E quero dizer o seguinte: eu não fui o melhor, porque, o que eu lutei por uma Assembleia Constituinte, eu fui Relator, mas os meus colegas Presidentes da Ordem, todos fizeram isso antes. O pessoal diz que a bomba do Riocentro arrebentou na minha gestão. Eu era Presidente da Ordem dos Advogados do Brasil. Mas antes dessa minha gestão, houve a bomba da Dona Lyda lá, que derrubou inclusive quase parte do nosso... e matou a dona Lydia. O Presidente era o Eduardo Seabra Fagundes, que se saiu muito bem, quer dizer, todos se saíram bem. Então eu fui um a mais.

Então, o que eu quero dizer a vocês é que a minha carreira foi ao mesmo tempo o político que se serviu da sua experiência jurídica para a relatoria, mas se serviu sobretudo da cassação, da punição, de acabar com qualquer vaidade que eu pudesse ter; eu não tenho absolutamente, eu não faço questão, eu não tenho nenhuma, mas nenhuma... Vocês devem notar, eu fiz imprensa muitos anos. Eu conheço muito a imprensa por dentro para me impressionar com ela por fora. De modo que não faço... Eu faço o low profile... Eu estou dando esta entrevista, porque é história para a nossa Constituinte.

Eu quero dizer a vocês duas que eu tenho recusado muitas entrevistas. Por exemplo, quando houve a bomba do Riocentro, houve muita, mas muita... Todo mundo apareceu, menos eu, que tinha sido Presidente da Ordem.
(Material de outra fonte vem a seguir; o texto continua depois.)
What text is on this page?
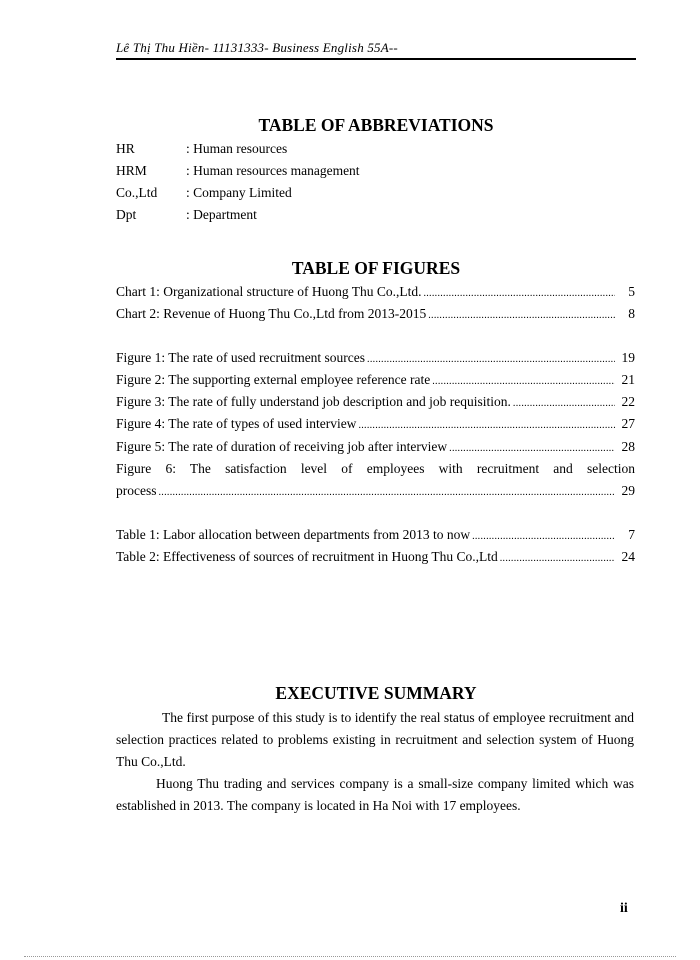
Lê Thị Thu Hiền- 11131333- Business English 55A--
TABLE OF ABBREVIATIONS
HR	: Human resources
HRM	: Human resources management
Co.,Ltd : Company Limited
Dpt	: Department
TABLE OF FIGURES
Chart 1: Organizational structure of Huong Thu Co.,Ltd. .....	5
Chart 2: Revenue of Huong Thu Co.,Ltd from 2013-2015 .....	8
Figure 1: The rate of used recruitment sources .....	19
Figure 2: The supporting external employee reference rate .....	21
Figure 3: The rate of fully understand job description and job requisition. .....	22
Figure 4: The rate of types of used interview .....	27
Figure 5: The rate of duration of receiving job after interview .....	28
Figure 6: The satisfaction level of employees with recruitment and selection
process .....	29
Table 1: Labor allocation between departments from 2013 to now .....	7
Table 2: Effectiveness of sources of recruitment in Huong Thu Co.,Ltd .....	24
EXECUTIVE SUMMARY
The first purpose of this study is to identify the real status of employee recruitment and selection practices related to problems existing in recruitment and selection system of Huong Thu Co.,Ltd.
Huong Thu trading and services company is a small-size company limited which was established in 2013. The company is located in Ha Noi with 17 employees.
ii
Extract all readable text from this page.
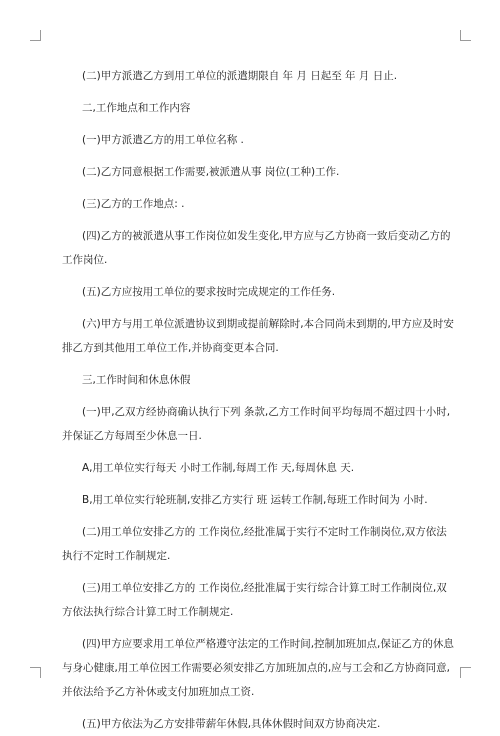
(二)甲方派遣乙方到用工单位的派遣期限自 年 月 日起至 年 月 日止.
二,工作地点和工作内容
(一)甲方派遣乙方的用工单位名称 .
(二)乙方同意根据工作需要,被派遣从事 岗位(工种)工作.
(三)乙方的工作地点: .
(四)乙方的被派遣从事工作岗位如发生变化,甲方应与乙方协商一致后变动乙方的
工作岗位.
(五)乙方应按用工单位的要求按时完成规定的工作任务.
(六)甲方与用工单位派遣协议到期或提前解除时,本合同尚未到期的,甲方应及时安
排乙方到其他用工单位工作,并协商变更本合同.
三,工作时间和休息休假
(一)甲,乙双方经协商确认执行下列 条款,乙方工作时间平均每周不超过四十小时,
并保证乙方每周至少休息一日.
A,用工单位实行每天 小时工作制,每周工作 天,每周休息 天.
B,用工单位实行轮班制,安排乙方实行 班 运转工作制,每班工作时间为 小时.
(二)用工单位安排乙方的 工作岗位,经批准属于实行不定时工作制岗位,双方依法
执行不定时工作制规定.
(三)用工单位安排乙方的 工作岗位,经批准属于实行综合计算工时工作制岗位,双
方依法执行综合计算工时工作制规定.
(四)甲方应要求用工单位严格遵守法定的工作时间,控制加班加点,保证乙方的休息
与身心健康,用工单位因工作需要必须安排乙方加班加点的,应与工会和乙方协商同意,
并依法给予乙方补休或支付加班加点工资.
(五)甲方依法为乙方安排带薪年休假,具体休假时间双方协商决定.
Sabe por quê? Porque junto comigo, tinham me ajudado Victor Nuno Leal, Barbosa Lima Sobrinho...  E eles estavam falecidos, não era justo que eu aparecesse... Não tem nenhuma entrevista minha nisso.

E depois dessa história, por que é que eu não advogo mais, nem no Tribunal Regional, nem nos tribunais superiores? Porque quando eu fui Presidente da Comissão de Constituição e Justiça e membro, eu argui muitos deles, à exceção... Eu estou fora há 15 anos. À exceção dos últimos que foram para lá, esses eu não argui. Então, quando eu vou lá, eu sou convidado para tomar café com os Ministros, tanto do Supremo, como do tribunal...

Como é que eu poderia chegar hoje com uma petição minha como advogado para pedir que me dessem uma liminar enquanto os advogados que estão nove, dez, quinze anos, ficam sentados pedindo audiência? Seria uma concorrência desleal que eu faria aos meus colegas e que eu não faço. Eu não advogo mais. Então, a única coisa que eu faço é prestar esse serviço para vocês, dando essa entrevista histórica para o meu País, só para aqueles que vêm mais tarde por aí.